Cependant, le rôle plutôt « aigre » de la nostalgie ainsi que son caractère régressif est aujourd’hui fortement remis en question. Des études psychosociales (Arndt el al. 2006) montrent que la nostalgie est plutôt constructive que destructive. Elle n’est pas uniquement l’expression d’un sentiment, mais suppose un agir et peut potentiellement se transformer en un processus pragmatique de création. La littérature sur la nostalgie se concentrait sur le diagnostic, ce qui laissait la notion dans une situation pétrifiée. Pourtant, elle n’est pas un symptôme qui explique quelque chose, mais une force qui fait quelque chose (Dames, 2010). Depuis quelques années on observe une relecture de la nostalgie dans de nombreuses disciplines allant en ce sens, proposant des perspectives culturelles et sociologiques (Keightley & Pickering 2006), littéraires et philosophiques (Cassin, 2013, Matt 2011), médiatiques (Holdsworth, 2011), ou encore ethnographiques (Nash 2012), mais c’est notamment quelques années après l’arrivée du web 2.0 que de nouveaux travaux paraissent (Bonnett, 2016 ; Lizardi 2015 ; Angé et Berliner, 2014 ; Niemeyer 2014). Pour les études de la mémoire individuelle et des mémoires collectives, ces nouvelles perspectives sur la nostalgie peuvent enrichir la recherche et la réflexion critique non seulement en ce qui concerne le passé, mais également le présent et l’avenir.
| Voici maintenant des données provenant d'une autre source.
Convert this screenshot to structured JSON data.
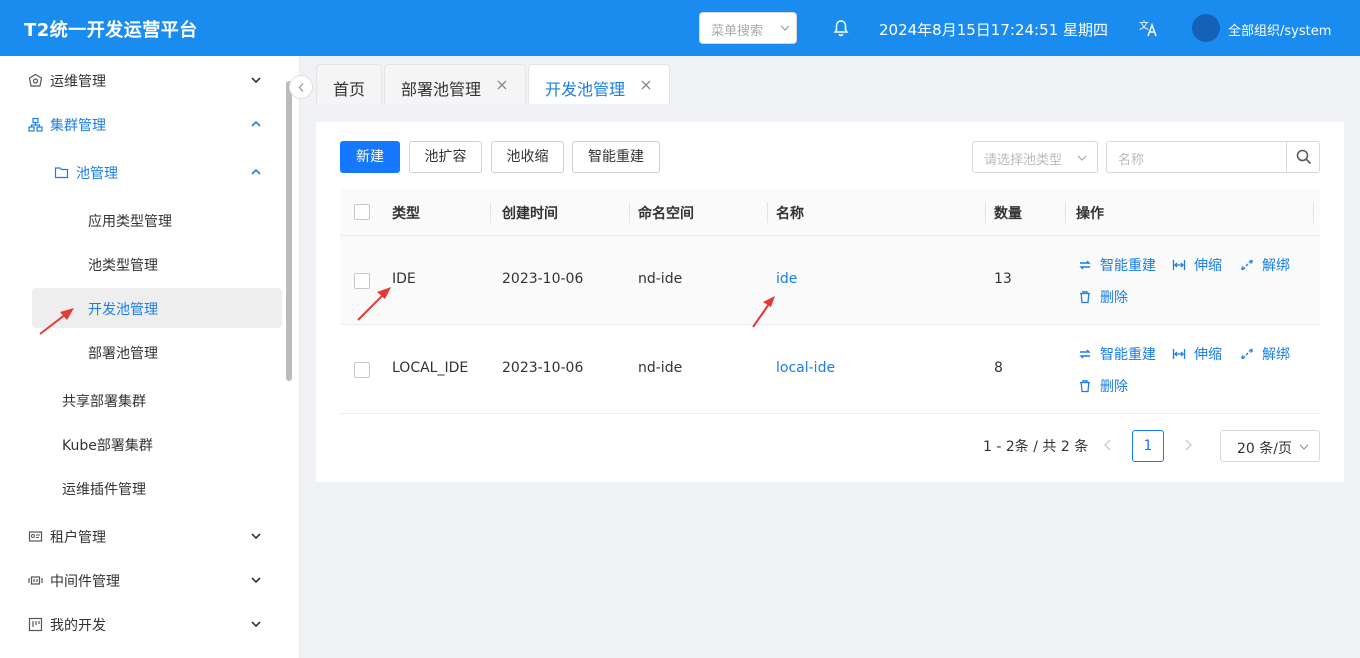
{
  "header": {
    "title": "T2统一开发运营平台",
    "menu_search_placeholder": "菜单搜索",
    "datetime": "2024年8月15日17:24:51 星期四",
    "org": "全部组织/system"
  },
  "sidebar": {
    "items": [
      {
        "label": "运维管理",
        "icon": "ops-icon"
      },
      {
        "label": "集群管理",
        "icon": "cluster-icon"
      },
      {
        "label": "池管理",
        "icon": "folder-icon"
      },
      {
        "label": "应用类型管理"
      },
      {
        "label": "池类型管理"
      },
      {
        "label": "开发池管理"
      },
      {
        "label": "部署池管理"
      },
      {
        "label": "共享部署集群"
      },
      {
        "label": "Kube部署集群"
      },
      {
        "label": "运维插件管理"
      },
      {
        "label": "租户管理",
        "icon": "tenant-icon"
      },
      {
        "label": "中间件管理",
        "icon": "middleware-icon"
      },
      {
        "label": "我的开发",
        "icon": "dev-icon"
      }
    ]
  },
  "tabs": [
    {
      "label": "首页"
    },
    {
      "label": "部署池管理"
    },
    {
      "label": "开发池管理"
    }
  ],
  "toolbar": {
    "new_label": "新建",
    "expand_label": "池扩容",
    "shrink_label": "池收缩",
    "rebuild_label": "智能重建",
    "type_placeholder": "请选择池类型",
    "name_placeholder": "名称"
  },
  "table": {
    "columns": [
      "类型",
      "创建时间",
      "命名空间",
      "名称",
      "数量",
      "操作"
    ],
    "rows": [
      {
        "type": "IDE",
        "created": "2023-10-06",
        "namespace": "nd-ide",
        "name": "ide",
        "count": "13"
      },
      {
        "type": "LOCAL_IDE",
        "created": "2023-10-06",
        "namespace": "nd-ide",
        "name": "local-ide",
        "count": "8"
      }
    ],
    "actions": {
      "rebuild": "智能重建",
      "scale": "伸缩",
      "unbind": "解绑",
      "delete": "删除"
    }
  },
  "pagination": {
    "total": "1 - 2条 / 共 2 条",
    "current_page": "1",
    "page_size": "20 条/页"
  },
  "colors": {
    "header_bg": "#1a8cf0",
    "accent": "#1677ff",
    "annotation_arrow": "#e53935"
  }
}
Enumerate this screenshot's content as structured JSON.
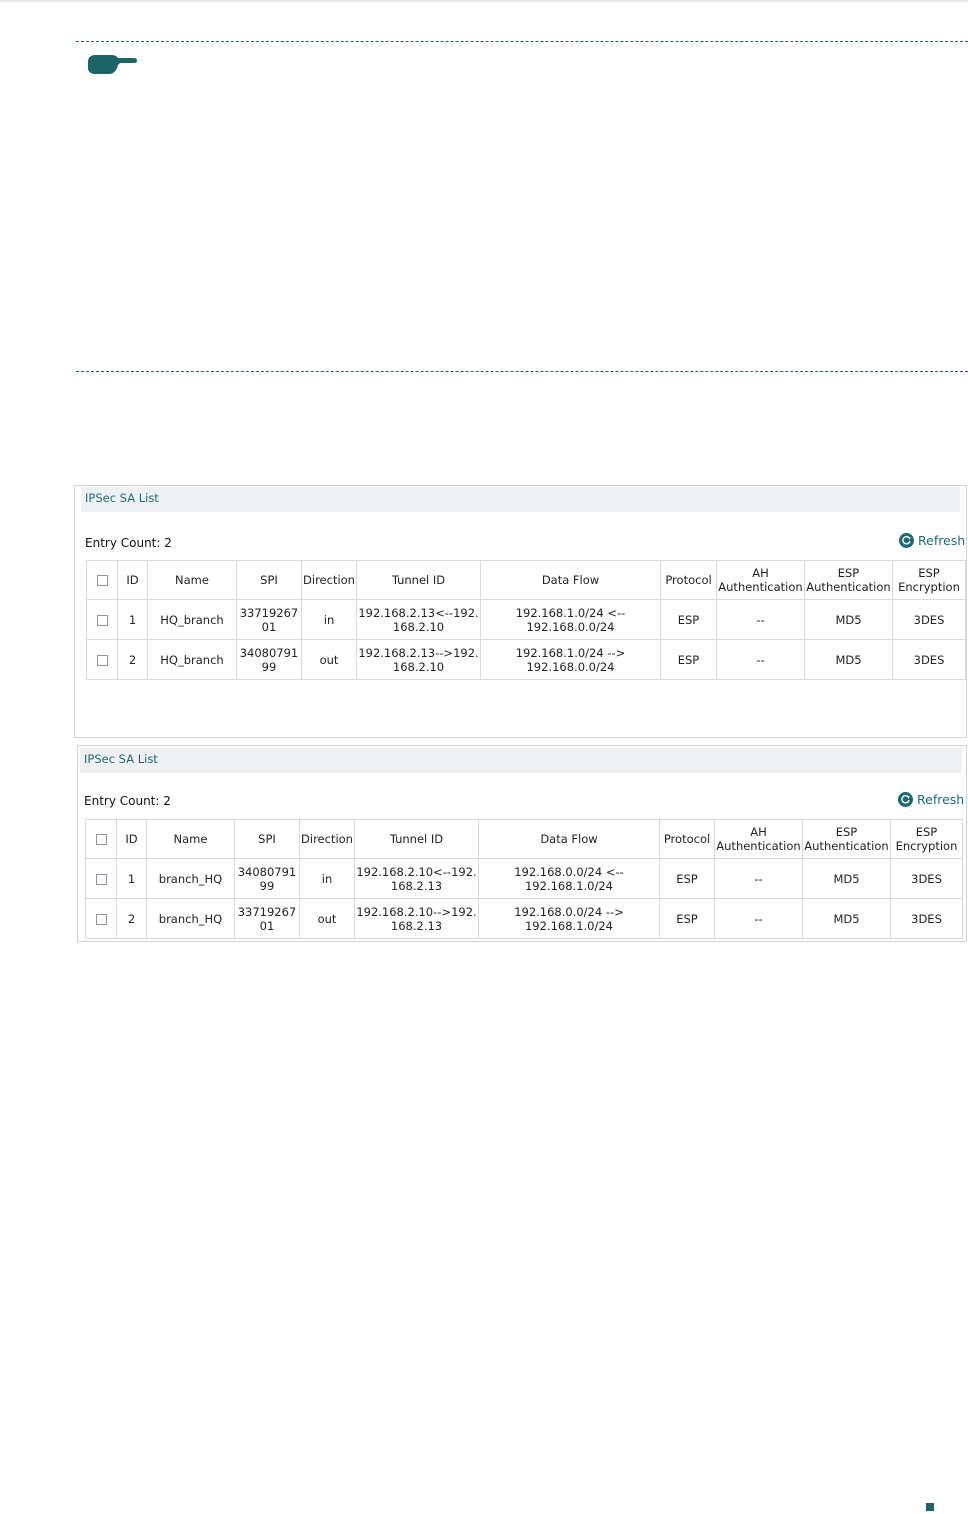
{
  "panels": [
    {
      "title": "IPSec SA List",
      "entry_count": "Entry Count: 2",
      "refresh_label": "Refresh",
      "columns": [
        "ID",
        "Name",
        "SPI",
        "Direction",
        "Tunnel ID",
        "Data Flow",
        "Protocol",
        "AH Authentication",
        "ESP Authentication",
        "ESP Encryption"
      ],
      "rows": [
        {
          "id": "1",
          "name": "HQ_branch",
          "spi": "3371926701",
          "direction": "in",
          "tunnel_id": "192.168.2.13<--192.168.2.10",
          "data_flow": "192.168.1.0/24 <-- 192.168.0.0/24",
          "protocol": "ESP",
          "ah_auth": "--",
          "esp_auth": "MD5",
          "esp_enc": "3DES"
        },
        {
          "id": "2",
          "name": "HQ_branch",
          "spi": "3408079199",
          "direction": "out",
          "tunnel_id": "192.168.2.13-->192.168.2.10",
          "data_flow": "192.168.1.0/24 --> 192.168.0.0/24",
          "protocol": "ESP",
          "ah_auth": "--",
          "esp_auth": "MD5",
          "esp_enc": "3DES"
        }
      ]
    },
    {
      "title": "IPSec SA List",
      "entry_count": "Entry Count: 2",
      "refresh_label": "Refresh",
      "columns": [
        "ID",
        "Name",
        "SPI",
        "Direction",
        "Tunnel ID",
        "Data Flow",
        "Protocol",
        "AH Authentication",
        "ESP Authentication",
        "ESP Encryption"
      ],
      "rows": [
        {
          "id": "1",
          "name": "branch_HQ",
          "spi": "3408079199",
          "direction": "in",
          "tunnel_id": "192.168.2.10<--192.168.2.13",
          "data_flow": "192.168.0.0/24 <-- 192.168.1.0/24",
          "protocol": "ESP",
          "ah_auth": "--",
          "esp_auth": "MD5",
          "esp_enc": "3DES"
        },
        {
          "id": "2",
          "name": "branch_HQ",
          "spi": "3371926701",
          "direction": "out",
          "tunnel_id": "192.168.2.10-->192.168.2.13",
          "data_flow": "192.168.0.0/24 --> 192.168.1.0/24",
          "protocol": "ESP",
          "ah_auth": "--",
          "esp_auth": "MD5",
          "esp_enc": "3DES"
        }
      ]
    }
  ],
  "icons": {
    "note": "pointing-hand-icon",
    "refresh": "refresh-icon"
  },
  "colors": {
    "accent": "#1d6469",
    "title_text": "#1d6a74",
    "title_bar": "#eef0f1",
    "border": "#d7dadd"
  }
}
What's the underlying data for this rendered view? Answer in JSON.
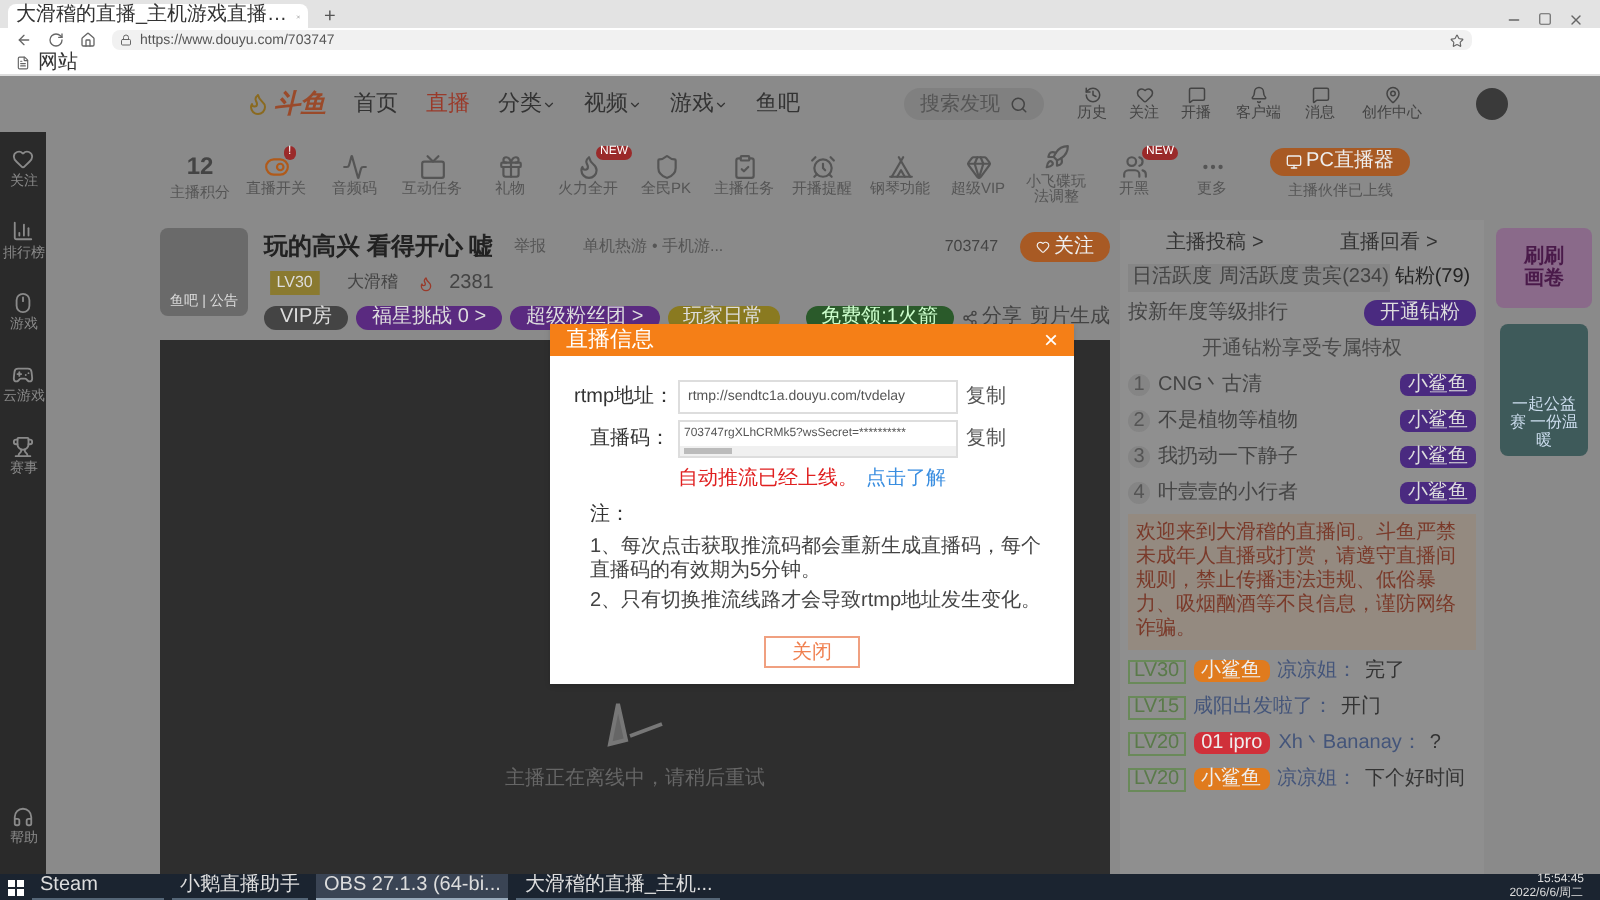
{
  "browser": {
    "tab_title": "大滑稽的直播_主机游戏直播…",
    "url": "https://www.douyu.com/703747",
    "bookmark": "网站",
    "new_tab": "+"
  },
  "sidebar": {
    "items": [
      {
        "kind": "heart",
        "label": "关注"
      },
      {
        "kind": "rank",
        "label": "排行榜"
      },
      {
        "kind": "mouse",
        "label": "游戏"
      },
      {
        "kind": "gamepad",
        "label": "云游戏"
      },
      {
        "kind": "trophy",
        "label": "赛事"
      }
    ],
    "help": "帮助"
  },
  "nav": {
    "logo": "斗鱼",
    "items": [
      {
        "label": "首页",
        "selected": false,
        "dropdown": false
      },
      {
        "label": "直播",
        "selected": true,
        "dropdown": false
      },
      {
        "label": "分类",
        "selected": false,
        "dropdown": true
      },
      {
        "label": "视频",
        "selected": false,
        "dropdown": true
      },
      {
        "label": "游戏",
        "selected": false,
        "dropdown": true
      },
      {
        "label": "鱼吧",
        "selected": false,
        "dropdown": false
      }
    ],
    "search_placeholder": "搜索发现",
    "tools": [
      {
        "kind": "clock",
        "label": "历史"
      },
      {
        "kind": "heart",
        "label": "关注"
      },
      {
        "kind": "chat",
        "label": "开播"
      },
      {
        "kind": "bell",
        "label": "客户端"
      },
      {
        "kind": "message",
        "label": "消息"
      },
      {
        "kind": "pin",
        "label": "创作中心"
      }
    ]
  },
  "toolbar": {
    "score": "12",
    "score_label": "主播积分",
    "items": [
      {
        "kind": "toggle",
        "label": "直播开关",
        "badge": "!"
      },
      {
        "kind": "wave",
        "label": "音频码"
      },
      {
        "kind": "ad",
        "label": "互动任务"
      },
      {
        "kind": "gift",
        "label": "礼物"
      },
      {
        "kind": "flame",
        "label": "火力全开",
        "badge": "NEW"
      },
      {
        "kind": "shield",
        "label": "全民PK"
      },
      {
        "kind": "task",
        "label": "主播任务"
      },
      {
        "kind": "alarm",
        "label": "开播提醒"
      },
      {
        "kind": "tent",
        "label": "钢琴功能"
      },
      {
        "kind": "gem",
        "label": "超级VIP"
      },
      {
        "kind": "ufo",
        "label": "小飞碟玩法调整"
      },
      {
        "kind": "users",
        "label": "开黑",
        "badge": "NEW"
      },
      {
        "kind": "more",
        "label": "更多"
      }
    ],
    "pc_button": "PC直播器",
    "pc_note": "主播伙伴已上线"
  },
  "room": {
    "title": "玩的高兴 看得开心 嘘",
    "report": "举报",
    "category": "单机热游 • 手机游...",
    "level": "LV30",
    "name": "大滑稽",
    "heat": "2381",
    "avatar_caption": "鱼吧 | 公告",
    "room_id": "703747",
    "follow": "关注",
    "tags": [
      "VIP房",
      "福星挑战 0 >",
      "超级粉丝团 >",
      "玩家日常"
    ],
    "free_gift": "免费领:1火箭",
    "share": "分享",
    "clip": "剪片生成"
  },
  "video": {
    "message": "主播正在离线中，请稍后重试"
  },
  "modal": {
    "title": "直播信息",
    "close_mark": "×",
    "rtmp_label": "rtmp地址：",
    "rtmp_value": "rtmp://sendtc1a.douyu.com/tvdelay",
    "key_label": "直播码：",
    "key_value": "703747rgXLhCRMk5?wsSecret=**********",
    "copy": "复制",
    "copy_2": "复制",
    "auto_note": "自动推流已经上线。",
    "auto_link": "点击了解",
    "note_title": "注：",
    "notes": [
      "1、每次点击获取推流码都会重新生成直播码，每个直播码的有效期为5分钟。",
      "2、只有切换推流线路才会导致rtmp地址发生变化。"
    ],
    "close_button": "关闭"
  },
  "panel": {
    "links": [
      "主播投稿 >",
      "直播回看 >"
    ],
    "tabs": [
      {
        "label": "日活跃度",
        "selected": false
      },
      {
        "label": "周活跃度",
        "selected": false
      },
      {
        "label": "贵宾(234)",
        "selected": false
      },
      {
        "label": "钻粉(79)",
        "selected": true
      }
    ],
    "rank_title": "按新年度等级排行",
    "open_button": "开通钻粉",
    "hint": "开通钻粉享受专属特权",
    "ranks": [
      {
        "num": "1",
        "name": "CNG丶古清",
        "badge": "小鲨鱼"
      },
      {
        "num": "2",
        "name": "不是植物等植物",
        "badge": "小鲨鱼"
      },
      {
        "num": "3",
        "name": "我扔动一下静子",
        "badge": "小鲨鱼"
      },
      {
        "num": "4",
        "name": "叶壹壹的小行者",
        "badge": "小鲨鱼"
      }
    ],
    "notice": "欢迎来到大滑稽的直播间。斗鱼严禁未成年人直播或打赏，请遵守直播间规则，禁止传播违法违规、低俗暴力、吸烟酗酒等不良信息，谨防网络诈骗。",
    "chat": [
      {
        "level": "LV30",
        "badge": "小鲨鱼",
        "color": "#e07b1e",
        "user": "凉凉姐：",
        "text": "完了"
      },
      {
        "level": "LV15",
        "user": "咸阳出发啦了：",
        "text": "开门"
      },
      {
        "level": "LV20",
        "badge": "01 ipro",
        "color": "#d0303a",
        "user": "Xh丶Bananay：",
        "text": "?"
      },
      {
        "level": "LV20",
        "badge": "小鲨鱼",
        "color": "#e07b1e",
        "user": "凉凉姐：",
        "text": "下个好时间"
      }
    ]
  },
  "ads": {
    "banner_text": "刷刷画卷",
    "card_text": "一起公益赛 一份温暖"
  },
  "taskbar": {
    "apps": [
      {
        "label": "Steam",
        "selected": false
      },
      {
        "label": "小鹅直播助手",
        "selected": false
      },
      {
        "label": "OBS 27.1.3 (64-bi...",
        "selected": true
      },
      {
        "label": "大滑稽的直播_主机...",
        "selected": false
      }
    ],
    "time": "15:54:45",
    "date": "2022/6/6/周二"
  }
}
Des phénomènes migratoires (La Barba, 2014 ; Pistrick, 2012) aux évolutions politiques, productions médiatiques et expressions individuelles de chacun, ces relectures de la nostalgie permettent de mieux comprendre ses multiples facettes. Liée depuis les années 60 aux notions de vintage et plus tard au rétro (Niemeyer, 2015), la nostalgie est aujourd’hui associée aux mémoires individuelles et collectives et fait partie intégrante de la culture de masse et de la société de consommation ; cependant, elle porte aussi en elle sa signification initiale, moins au sens d’un mal du pays amenant à la mort qu’au sens d’une recherche d’identité et d’appartenance à une communauté.